Organizing for Equity. Can Parents Fill the Void?
By Michael B. Fabricant
At least since the civil rights movement, Americans have documented and decried—but done little to decrease—the achievement gap. This gulf, one of many that divide us by race and class, has festered in part because the larger question of inequitable investment in poor communities of color has long been neglected. Demonstration projects of various kinds have been tested in selected communities—but little has been made of the successes. Demonstration projects, if they work , are meant to be scaled up; however, amore ambitious, transformative investment in a cross section of poor communities across the nation has never been attempted.
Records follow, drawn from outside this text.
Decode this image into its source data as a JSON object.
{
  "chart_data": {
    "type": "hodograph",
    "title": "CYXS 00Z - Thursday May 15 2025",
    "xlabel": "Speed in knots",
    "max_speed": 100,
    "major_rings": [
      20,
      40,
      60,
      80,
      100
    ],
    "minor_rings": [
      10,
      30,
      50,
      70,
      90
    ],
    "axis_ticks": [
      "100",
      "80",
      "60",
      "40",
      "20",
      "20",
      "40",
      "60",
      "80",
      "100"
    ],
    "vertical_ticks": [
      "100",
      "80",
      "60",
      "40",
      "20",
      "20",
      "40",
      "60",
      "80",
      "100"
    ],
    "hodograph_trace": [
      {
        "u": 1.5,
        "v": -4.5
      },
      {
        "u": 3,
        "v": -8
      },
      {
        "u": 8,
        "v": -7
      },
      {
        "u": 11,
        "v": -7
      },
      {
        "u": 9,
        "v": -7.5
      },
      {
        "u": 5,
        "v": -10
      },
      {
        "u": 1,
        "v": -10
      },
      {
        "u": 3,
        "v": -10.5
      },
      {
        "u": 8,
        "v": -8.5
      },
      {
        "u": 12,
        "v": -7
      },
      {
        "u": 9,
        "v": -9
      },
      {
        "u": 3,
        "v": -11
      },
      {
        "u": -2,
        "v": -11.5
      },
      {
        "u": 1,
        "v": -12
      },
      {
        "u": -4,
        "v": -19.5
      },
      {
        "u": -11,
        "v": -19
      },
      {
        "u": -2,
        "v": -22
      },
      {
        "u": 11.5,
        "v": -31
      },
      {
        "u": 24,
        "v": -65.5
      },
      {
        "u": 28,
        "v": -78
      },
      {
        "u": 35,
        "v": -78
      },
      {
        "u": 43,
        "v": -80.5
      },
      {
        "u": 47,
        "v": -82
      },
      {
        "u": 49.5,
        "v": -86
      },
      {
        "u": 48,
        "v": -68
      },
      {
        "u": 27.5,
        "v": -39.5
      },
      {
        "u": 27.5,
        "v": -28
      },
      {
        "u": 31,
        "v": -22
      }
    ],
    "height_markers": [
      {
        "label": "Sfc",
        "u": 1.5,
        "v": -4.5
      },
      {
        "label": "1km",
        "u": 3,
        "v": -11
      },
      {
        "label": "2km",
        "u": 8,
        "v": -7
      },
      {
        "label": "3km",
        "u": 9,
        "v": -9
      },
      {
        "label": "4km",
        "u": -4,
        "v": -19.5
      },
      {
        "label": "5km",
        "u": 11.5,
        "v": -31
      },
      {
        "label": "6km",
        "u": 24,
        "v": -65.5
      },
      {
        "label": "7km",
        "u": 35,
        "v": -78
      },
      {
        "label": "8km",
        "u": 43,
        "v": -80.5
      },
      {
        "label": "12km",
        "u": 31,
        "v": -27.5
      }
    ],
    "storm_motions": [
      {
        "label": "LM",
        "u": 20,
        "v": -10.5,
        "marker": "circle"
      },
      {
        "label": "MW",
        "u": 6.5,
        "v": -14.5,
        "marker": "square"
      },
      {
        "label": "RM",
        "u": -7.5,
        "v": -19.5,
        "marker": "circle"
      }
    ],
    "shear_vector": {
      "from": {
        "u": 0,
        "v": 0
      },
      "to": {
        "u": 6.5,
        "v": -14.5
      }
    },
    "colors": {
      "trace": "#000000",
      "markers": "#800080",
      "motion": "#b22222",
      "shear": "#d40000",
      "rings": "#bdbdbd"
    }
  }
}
The reticence to make such an investment has to do with the magnitude of resources required and a lack of political will. Presently, any call for such investment is undercut by both the recession and a political reluctance to tax even the wealthiest citizens. Income inequality in the United States is now at its highest level since the Census Bureau began tracking household income in 1967. According to the Economic Policy Institute, the “top 10 percent of the income distribution has claimed almost two-thirds of the gain to overall incomes since 1979, with the top 1 percent alone claiming 38.7 percent of overall gains.”1 Child poverty is increasing, the middle class is disappearing, and the wealthy are becoming dramatically wealthier. In 1983, the net worth of the wealthiest 1 percent of households was 131 times greater than the median family net worth. By 2007, it was 181 times greater—and by 2009, it was 225 times greater.2 Such inequality is neither natural nor inevitable: the United States has the highest income disparity among Western industrialized nations.3
…Because the problems in our inner cities are not new, I see little reason to hope that any positive change will emerge from our nation’s elite policymaking circles. When it comes to public education, our leaders are far too insulated from the consequences of their choices. Those closest to the disasters of growing inequality, long-standing underinvestment, and new recession-related disinvestment in public education must organize a counterbalancing power to challenge present policymaking trends.